Bigger is better. We grow up with such a mentality. We have an evolutionary bias to favour bigger objects. We prefer taller people, we want the biggest car and the grandest house, and we desire larger institutions.
From an evolutionary perspective whereby our brains developed to survive in the ancient rift valley with lions, buffaloes, and snakes as our prehistoric adversaries, bigger human development meant safety, security and peace of mind.
But in today’s world, does bigger still mean better? Many social scientists, organisational behaviourists, and industrial psychologists would argue no, not anymore.
Since social science research on non-profit organisations in the 1990s established three phases for NGO development, researchers and practitioners alike debate which phase yields optimal results. An NGO may start in the grassroots phase and eventually move on the professional phase followed later by the institutional phase.
Even since the 1990s, researchers, such as Joann Carmin and others, noticed that grassroots non-profits yielded faster and unique results, but institutionalised NGOs yielded slower but expected, sustained and meaningful broader results.
A grassroots non-profit might be a small health clinic near Ole Polos run by volunteers, funded by the community, and provides emergency snake bite antidotes for those in the surrounding area.
If that small clinic began to grow, hire professionally trained individuals to run it in different departments, such as CPAs in the finance department, licensed medical doctors in triage rooms, etc, then that clinic would be on its way to the professional phase of non-profit development.
Finally, if that once small clinic grows to the size of Aga Khan University Hospital complete with processes, procedures and several locations, then it becomes institutional.
But what about our post-secondary education sector? A small catering school for community youth grows from grassroots to professional by broadening its offering from just catering to also include computer literacy classes, bookkeeping, and driving classes then enlarges to a large private multi-location organisation, it becomes institutional.
Whether a non-profit stays at the grassroots, professional, or institutional phase depends on its strategy: whether to have breadth of outreach or depth of mission.
Many organisational development practitioners argue that the professional phase yields the highest quality results with low bureaucracy whereby grassroots sacrifices quality and institutional heaps mounds of slowing uncreative administration, paperwork, silos, and internal chiefdoms.
A distinct movement within America that has proliferated for more than 150 years and still continues strong to this day argues that smaller institutions prove better for collegiate learners.
The liberal arts college movement focuses on small class sizes, personalised student attention, broad array of classes taken, full-time lecturers, and all leading to more well-rounded minds of graduates.
Some famous universities that consciously decided to stay small with high quality rigour and outcomes include Williams College, Amherst College, Swarthmore College, Wellesley College, Middlebury College, and Wesleyan University, among many others.

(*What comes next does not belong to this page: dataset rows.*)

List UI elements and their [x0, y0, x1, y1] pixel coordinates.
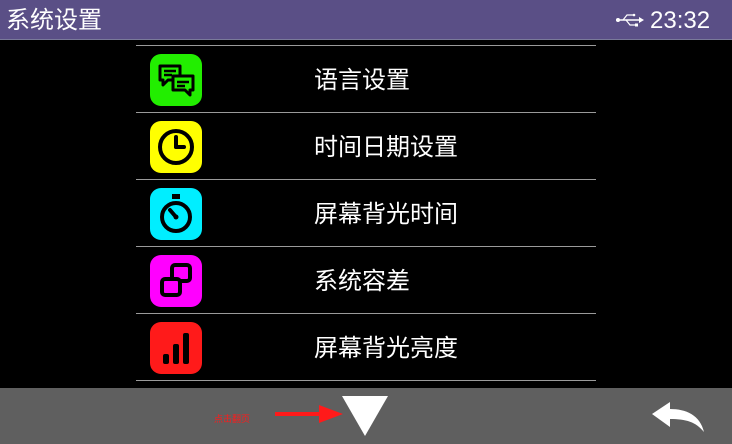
- menu-item-backlight-brightness[interactable]: 屏幕背光亮度: [136, 314, 596, 380]
- usb-icon: [616, 13, 644, 27]
- stopwatch-icon: [150, 188, 202, 240]
- menu-item-label: 系统容差: [314, 267, 410, 295]
- menu-item-label: 屏幕背光亮度: [314, 334, 458, 362]
- menu-item-language[interactable]: 语言设置: [136, 46, 596, 112]
- title-bar: 系统设置 23:32: [0, 0, 732, 40]
- bottom-bar: 点击翻页: [0, 388, 732, 444]
- page-title: 系统设置: [6, 6, 102, 34]
- menu-item-label: 屏幕背光时间: [314, 200, 458, 228]
- menu-item-datetime[interactable]: 时间日期设置: [136, 113, 596, 179]
- menu-item-tolerance[interactable]: 系统容差: [136, 247, 596, 313]
- page-hint: 点击翻页: [214, 415, 251, 425]
- brightness-bars-icon: [150, 322, 202, 374]
- clock-icon: [150, 121, 202, 173]
- back-arrow-icon[interactable]: [650, 400, 706, 434]
- arrow-right-icon: [275, 405, 343, 423]
- menu-item-label: 语言设置: [314, 66, 410, 94]
- tolerance-shapes-icon: [150, 255, 202, 307]
- settings-menu: 语言设置 时间日期设置 屏幕背光时间 系统容差 屏幕背光亮度: [136, 45, 596, 381]
- clock-time: 23:32: [650, 7, 711, 34]
- menu-item-backlight-time[interactable]: 屏幕背光时间: [136, 180, 596, 246]
- chat-bubbles-icon: [150, 54, 202, 106]
- triangle-down-icon[interactable]: [340, 392, 390, 438]
- divider: [136, 380, 596, 381]
- menu-item-label: 时间日期设置: [314, 133, 458, 161]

Employers snap up graduates from top liberal arts colleges quickly.
One could easily argue that doctoral level learners need the resources and diversity of mentors that comes with a large institution. But do we sacrifice quality for our younger university learners as we get larger? Are we well-served by medium to gigantic public and private post-secondary institutions?

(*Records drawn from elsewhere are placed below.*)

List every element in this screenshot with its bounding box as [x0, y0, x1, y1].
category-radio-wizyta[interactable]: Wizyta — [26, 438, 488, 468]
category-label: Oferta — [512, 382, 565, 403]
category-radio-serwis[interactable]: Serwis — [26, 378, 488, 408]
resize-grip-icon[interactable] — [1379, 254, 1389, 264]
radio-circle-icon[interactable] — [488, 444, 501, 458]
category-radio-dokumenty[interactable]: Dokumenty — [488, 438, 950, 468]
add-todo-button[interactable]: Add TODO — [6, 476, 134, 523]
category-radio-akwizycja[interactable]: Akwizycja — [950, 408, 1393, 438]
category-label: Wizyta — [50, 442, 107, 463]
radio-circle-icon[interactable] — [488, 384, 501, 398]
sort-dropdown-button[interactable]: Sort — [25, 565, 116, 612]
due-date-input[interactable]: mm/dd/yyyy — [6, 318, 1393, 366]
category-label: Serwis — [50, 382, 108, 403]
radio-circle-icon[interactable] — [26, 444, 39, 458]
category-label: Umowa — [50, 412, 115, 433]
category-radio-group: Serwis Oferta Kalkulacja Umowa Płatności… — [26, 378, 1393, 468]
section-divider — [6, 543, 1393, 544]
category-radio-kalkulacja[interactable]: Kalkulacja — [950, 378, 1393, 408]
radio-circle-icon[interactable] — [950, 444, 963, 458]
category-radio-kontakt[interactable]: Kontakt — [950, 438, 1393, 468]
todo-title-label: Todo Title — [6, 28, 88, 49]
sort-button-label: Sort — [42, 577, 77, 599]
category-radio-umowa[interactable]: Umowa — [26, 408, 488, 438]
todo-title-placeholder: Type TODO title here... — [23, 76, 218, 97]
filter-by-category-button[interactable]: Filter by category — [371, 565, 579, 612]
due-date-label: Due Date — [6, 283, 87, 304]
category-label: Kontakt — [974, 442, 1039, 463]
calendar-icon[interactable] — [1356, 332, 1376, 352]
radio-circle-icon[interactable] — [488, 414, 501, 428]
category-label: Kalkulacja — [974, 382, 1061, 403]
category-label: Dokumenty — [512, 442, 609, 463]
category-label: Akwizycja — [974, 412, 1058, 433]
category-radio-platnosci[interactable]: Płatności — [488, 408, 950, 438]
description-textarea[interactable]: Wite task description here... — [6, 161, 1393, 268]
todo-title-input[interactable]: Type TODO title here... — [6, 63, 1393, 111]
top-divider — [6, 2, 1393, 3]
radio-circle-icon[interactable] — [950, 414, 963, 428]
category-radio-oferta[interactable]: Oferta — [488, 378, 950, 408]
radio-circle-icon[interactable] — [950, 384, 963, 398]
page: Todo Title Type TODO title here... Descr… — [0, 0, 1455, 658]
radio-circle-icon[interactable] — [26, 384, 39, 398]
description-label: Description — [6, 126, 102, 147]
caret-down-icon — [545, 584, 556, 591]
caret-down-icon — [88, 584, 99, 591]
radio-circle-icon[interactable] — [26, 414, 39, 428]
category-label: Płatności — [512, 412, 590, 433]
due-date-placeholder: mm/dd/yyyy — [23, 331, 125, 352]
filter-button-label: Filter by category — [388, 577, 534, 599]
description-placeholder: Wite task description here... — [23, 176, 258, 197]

Do we have small private high-quality liberal arts universities that focus exclusively on excellent teaching and results for only undergraduate students?
Is this an important niche that we lack? If an institution is not-for-profit, why obsess about growth, growth, growth?
Let us quiet the clamour for bigger is better with university extension campuses on top of restaurants in high rise buildings or huge main campuses that lose the human-to-human feel and let us start obsessing about quality, quality, quality in our higher education and the commensurate results.